Custom ROBOT Report in ODK

ROBOT report can also have custom quality checks.

  1. First, you need to add custom_profile: TRUE, in the ODK config file.

robot_report:
  use_labels: TRUE
  fail_on: ERROR
  custom_profile: TRUE
  report_on:
    - edit
  custom_sparql_checks:
    - date-as-string
2. Create a SPARQL query with your quality check and save it at src/sparql. There isn't a restriction on the file name. However, it should return the variables ?entity ?property ?value.

SELECT DISTINCT ?entity ?property ?value 
WHERE {
  ...
}
  1. Add the path to the SPARQL query in the src/ontology/profile.txt file.

ERROR   file:../sparql/<file name>.sparql
For more detail on the profile file, see here.
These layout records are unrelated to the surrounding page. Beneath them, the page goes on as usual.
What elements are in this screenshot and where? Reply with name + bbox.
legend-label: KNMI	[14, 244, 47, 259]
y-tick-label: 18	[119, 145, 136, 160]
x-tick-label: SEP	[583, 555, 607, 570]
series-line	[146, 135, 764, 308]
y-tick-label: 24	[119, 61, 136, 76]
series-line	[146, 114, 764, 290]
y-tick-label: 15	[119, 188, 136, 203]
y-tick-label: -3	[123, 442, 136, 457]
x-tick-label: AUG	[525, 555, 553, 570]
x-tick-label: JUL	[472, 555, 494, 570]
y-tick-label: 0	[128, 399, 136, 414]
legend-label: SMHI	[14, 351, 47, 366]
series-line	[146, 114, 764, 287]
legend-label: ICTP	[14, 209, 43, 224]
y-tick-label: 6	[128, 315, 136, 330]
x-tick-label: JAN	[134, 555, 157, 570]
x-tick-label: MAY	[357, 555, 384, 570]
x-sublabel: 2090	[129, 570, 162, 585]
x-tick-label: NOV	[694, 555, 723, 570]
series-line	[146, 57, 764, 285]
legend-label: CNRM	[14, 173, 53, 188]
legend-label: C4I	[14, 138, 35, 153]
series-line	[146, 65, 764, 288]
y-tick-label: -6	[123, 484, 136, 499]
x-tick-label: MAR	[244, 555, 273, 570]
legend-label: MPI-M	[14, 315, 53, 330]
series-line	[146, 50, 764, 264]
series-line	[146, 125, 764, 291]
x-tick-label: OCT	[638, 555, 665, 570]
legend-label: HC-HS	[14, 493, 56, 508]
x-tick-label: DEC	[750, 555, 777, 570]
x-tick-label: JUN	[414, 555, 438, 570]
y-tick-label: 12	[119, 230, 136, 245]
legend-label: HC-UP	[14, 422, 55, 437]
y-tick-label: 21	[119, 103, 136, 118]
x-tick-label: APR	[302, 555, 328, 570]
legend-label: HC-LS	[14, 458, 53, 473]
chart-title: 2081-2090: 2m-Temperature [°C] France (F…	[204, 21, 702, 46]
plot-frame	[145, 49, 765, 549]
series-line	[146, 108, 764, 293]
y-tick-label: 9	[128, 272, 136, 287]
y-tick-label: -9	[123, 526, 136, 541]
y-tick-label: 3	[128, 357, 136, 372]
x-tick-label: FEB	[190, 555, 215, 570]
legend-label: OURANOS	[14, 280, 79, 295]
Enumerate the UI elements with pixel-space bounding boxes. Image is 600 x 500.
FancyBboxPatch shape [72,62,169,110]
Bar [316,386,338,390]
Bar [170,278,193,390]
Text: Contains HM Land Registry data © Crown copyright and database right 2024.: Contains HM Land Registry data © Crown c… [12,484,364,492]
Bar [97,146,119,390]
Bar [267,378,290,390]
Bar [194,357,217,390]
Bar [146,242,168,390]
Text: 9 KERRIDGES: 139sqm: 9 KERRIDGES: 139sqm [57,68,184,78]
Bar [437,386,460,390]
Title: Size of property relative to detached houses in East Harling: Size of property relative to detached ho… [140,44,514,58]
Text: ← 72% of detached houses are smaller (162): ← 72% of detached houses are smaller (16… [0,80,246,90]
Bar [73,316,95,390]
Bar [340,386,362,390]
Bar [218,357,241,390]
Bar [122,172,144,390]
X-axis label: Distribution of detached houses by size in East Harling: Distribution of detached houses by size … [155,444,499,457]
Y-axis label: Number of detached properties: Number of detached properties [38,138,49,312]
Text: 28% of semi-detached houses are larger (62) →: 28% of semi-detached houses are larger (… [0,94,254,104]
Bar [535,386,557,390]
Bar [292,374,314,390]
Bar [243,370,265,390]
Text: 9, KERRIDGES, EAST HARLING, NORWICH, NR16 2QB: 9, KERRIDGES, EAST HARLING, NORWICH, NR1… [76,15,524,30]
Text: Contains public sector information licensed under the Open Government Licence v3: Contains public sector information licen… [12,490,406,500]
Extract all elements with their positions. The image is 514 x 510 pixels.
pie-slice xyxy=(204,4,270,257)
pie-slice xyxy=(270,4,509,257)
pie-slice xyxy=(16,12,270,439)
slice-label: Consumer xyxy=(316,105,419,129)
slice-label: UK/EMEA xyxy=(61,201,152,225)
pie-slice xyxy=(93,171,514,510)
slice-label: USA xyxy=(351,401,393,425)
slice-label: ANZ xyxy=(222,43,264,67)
  1. Test your check. You'll find the failed cases on the same report for the ROBOT report at src/ontology/reports/cato-edit.owl-obo-report.tsv. The Rule Name will be the SPARQL file name.
sh run.sh make test

How to choose between Custom SPARQL or Custom ROBOT report

  • If your test can return the exact three variables entity, property and value -> ROBOT report
  • If you need to return more detailed information -> Custom SPARQL
  • If you want the results of your custom tests in the ROBOT report file -> ROBOT report

Keep in mind that after changing the profile.txt, you won't get any upcoming updates, and you need to update manually.